Les quatre cents entreprises auditées au cours des deux dernières années ont peu de problèmes techniques. En revanche, leurs politiques commerciales sont approximatives et manquent d'efficacité. Trop de propriétés dépendent d'un seul circuit de vente. Beaucoup exploitent mal leur fichier de clients. ' Il n'y a pas de recette miracle, admet François Ricadat. Le premier pas, c'est déjà de se rendre compte que son système ne fonctionne plus. '
En Bourgogne, Bruno Guichard est chargé de mission du programme régional Contrat qualité +. Selon lui, bien des exploitations ne sont plus adaptées pour attaquer le marché. ' Certaines ont vécu sans se poser de questions pendant des années. Aujourd'hui, j'en rencontre qui attendent le passage du courtier ou le coup de fil du négociant. Avant, on venait leur acheter leur vin. Maintenant, il faut le vendre !'
Pour Bruno Guichard, parmi les quatre métiers d'une exploitation (producteur, vinificateur, vendeur et gestionnaire), celui de vendeur est moins bien exercé que les autres. Mais ' il n'est pas rare que des entreprises pêchent dans les quatre domaines. Celles qui résistent à la crise commercialisent plus de la moitié de leur production en bouteilles, s'appuient sur des marchés anciens (de deuxième, voire troisième génération) et ont investi raisonnablement, surtout dans l'outil de production. Les coopérateurs et ceux qui vendent tout en vrac au négoce, les petites structures notamment, sont très fragilisés. Ils n'ont pas beaucoup de marge de manoeuvre. '
Dans le Muscadet, certains viticulteurs n'en ont plus. Les auditeurs les ont orientés vers la cessation d'activité, avec l'arrachage primé pour les plus anciens ou le bilan de compétence pour les plus jeunes, afin qu'ils prennent une autre voie. La centaine de diagnostics effectuée en un an a mis en lumière de grosses difficultés de trésorerie dans de nombreuses exploitations.
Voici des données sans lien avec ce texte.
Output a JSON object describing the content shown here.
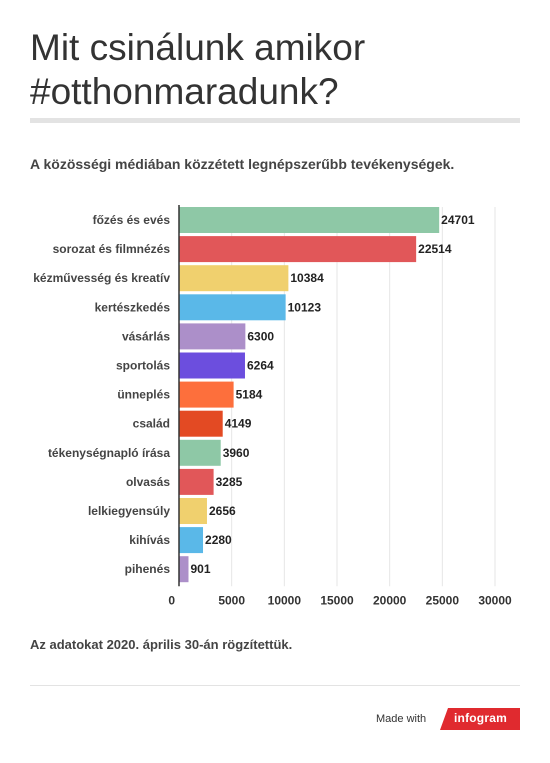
{
  "title": "Mit csinálunk amikor #otthonmaradunk?",
  "subtitle": "A közösségi médiában közzétett legnépszerűbb tevékenységek.",
  "footnote": "Az adatokat 2020. április 30-án rögzítettük.",
  "footer": {
    "made_with": "Made with",
    "brand": "infogram",
    "brand_color": "#e02a2f"
  },
  "chart_data": {
    "type": "bar",
    "orientation": "horizontal",
    "categories": [
      "főzés és evés",
      "sorozat és filmnézés",
      "kézművesség és kreatív",
      "kertészkedés",
      "vásárlás",
      "sportolás",
      "ünneplés",
      "család",
      "tékenységnapló írása",
      "olvasás",
      "lelkiegyensúly",
      "kihívás",
      "pihenés"
    ],
    "values": [
      24701,
      22514,
      10384,
      10123,
      6300,
      6264,
      5184,
      4149,
      3960,
      3285,
      2656,
      2280,
      901
    ],
    "colors": [
      "#8ec8a6",
      "#e15759",
      "#f0d06e",
      "#5ab8e8",
      "#ac8fc9",
      "#6c4ede",
      "#fd6f3c",
      "#e34a23",
      "#8ec8a6",
      "#e15759",
      "#f0d06e",
      "#5ab8e8",
      "#ac8fc9"
    ],
    "xlim": [
      0,
      30000
    ],
    "xticks": [
      0,
      5000,
      10000,
      15000,
      20000,
      25000,
      30000
    ],
    "grid": true
  }
}
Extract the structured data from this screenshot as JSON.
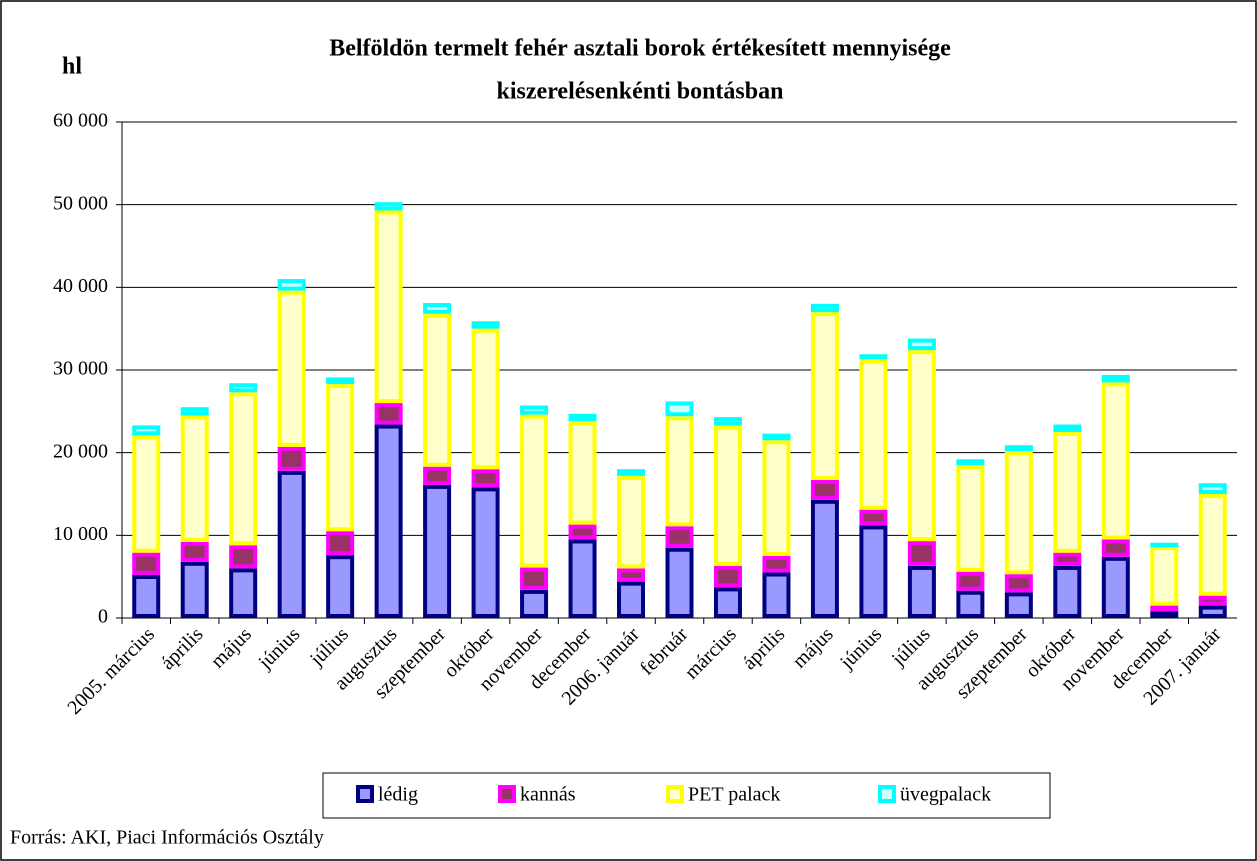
{
  "chart_data": {
    "type": "stacked_bar",
    "title": [
      "Belföldön termelt fehér asztali borok értékesített mennyisége",
      "kiszerelésenkénti bontásban"
    ],
    "y_label": "hl",
    "source": "Forrás: AKI, Piaci Információs Osztály",
    "categories": [
      "2005. március",
      "április",
      "május",
      "június",
      "július",
      "augusztus",
      "szeptember",
      "október",
      "november",
      "december",
      "2006. január",
      "február",
      "március",
      "április",
      "május",
      "június",
      "július",
      "augusztus",
      "szeptember",
      "október",
      "november",
      "december",
      "2007. január"
    ],
    "series": [
      {
        "name": "lédig",
        "color": "#000080",
        "fill": "#9999ff",
        "values": [
          5200,
          6800,
          6000,
          17800,
          7600,
          23400,
          16100,
          15800,
          3400,
          9500,
          4400,
          8500,
          3700,
          5500,
          14300,
          11200,
          6300,
          3300,
          3100,
          6300,
          7400,
          800,
          1500
        ]
      },
      {
        "name": "kannás",
        "color": "#ff00ff",
        "fill": "#993366",
        "values": [
          2700,
          2400,
          2800,
          2900,
          2900,
          2600,
          2200,
          2200,
          2700,
          1800,
          1600,
          2600,
          2600,
          2000,
          2400,
          1900,
          3000,
          2300,
          2200,
          1600,
          2100,
          700,
          1200
        ]
      },
      {
        "name": "PET palack",
        "color": "#ffff00",
        "fill": "#ffffcc",
        "values": [
          14200,
          15300,
          18500,
          18900,
          17800,
          23300,
          18500,
          17000,
          18500,
          12500,
          11200,
          13300,
          17000,
          14000,
          20300,
          18200,
          23100,
          12900,
          14900,
          14600,
          19000,
          7200,
          12300
        ]
      },
      {
        "name": "üvegpalack",
        "color": "#00ffff",
        "fill": "#ccffff",
        "values": [
          1200,
          1000,
          1100,
          1400,
          800,
          1000,
          1300,
          900,
          1100,
          900,
          800,
          1800,
          1000,
          800,
          1000,
          600,
          1400,
          700,
          700,
          900,
          900,
          400,
          1300
        ]
      }
    ],
    "ylim": [
      0,
      60000
    ],
    "yticks": [
      0,
      {
        "value": 10000,
        "label": "10 000"
      },
      {
        "value": 20000,
        "label": "20 000"
      },
      {
        "value": 30000,
        "label": "30 000"
      },
      {
        "value": 40000,
        "label": "40 000"
      },
      {
        "value": 50000,
        "label": "50 000"
      },
      {
        "value": 60000,
        "label": "60 000"
      }
    ],
    "grid": true
  }
}
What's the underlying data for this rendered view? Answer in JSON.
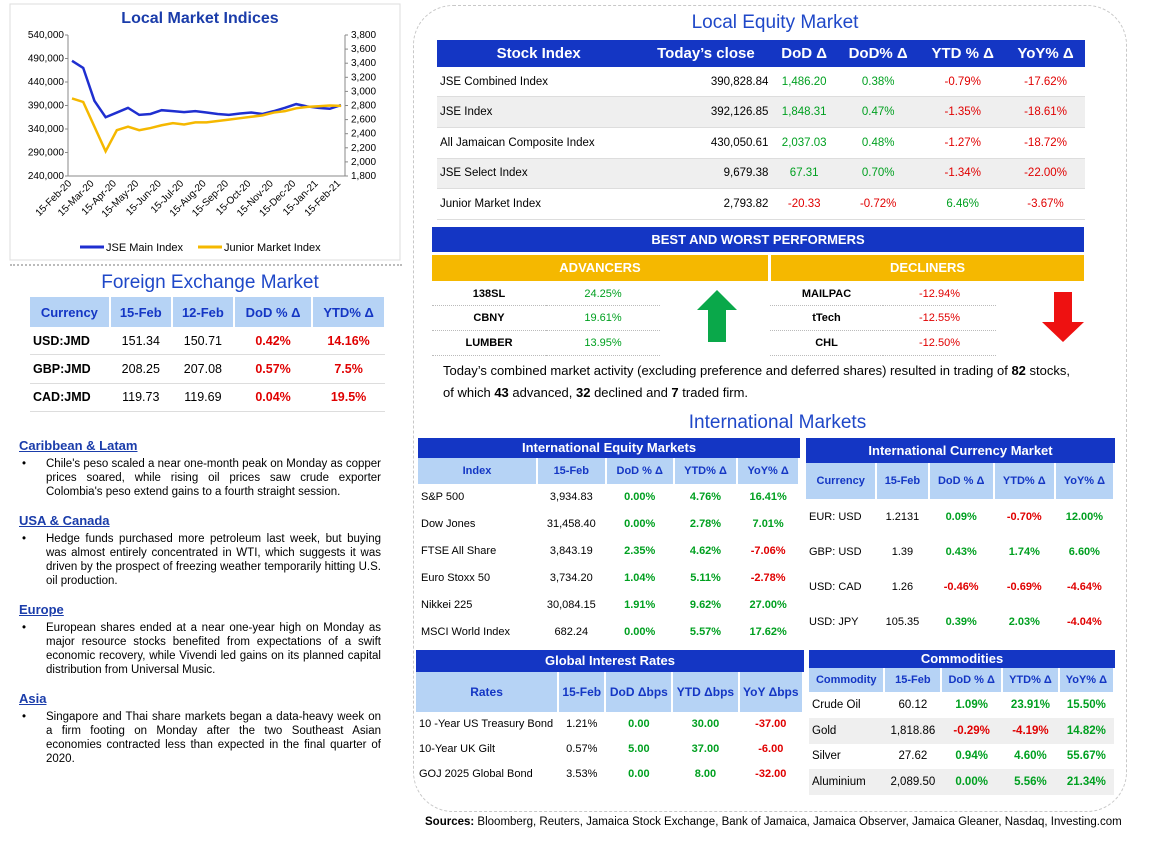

A celles qui ont le potentiel ou la volonté pour s'en sortir, les auditeurs ont imposé de retravailler en profondeur la partie commerciale. Ils leur ont demandé de dynamiser, voire de développer leurs ventes directes, forcément plus rémunératrices. A certains, ils ont conseillé de diminuer leurs surfaces pour se concentrer sur les productions rentables. Là aussi, il s'agit simplement d'appliquer des règles élémentaires de gestion des entreprises.
Les vignerons qui ont souhaité ou accepté un audit de leur exploitation, ont tous le sentiment qu'un regard extérieur pouvait être profitable. Ils apprécient ce regard posé sur leur façon de travailler, qu'on leur propose des solutions à mettre en oeuvre ou qu'on leur expose les questions à résoudre à plus ou moins long terme.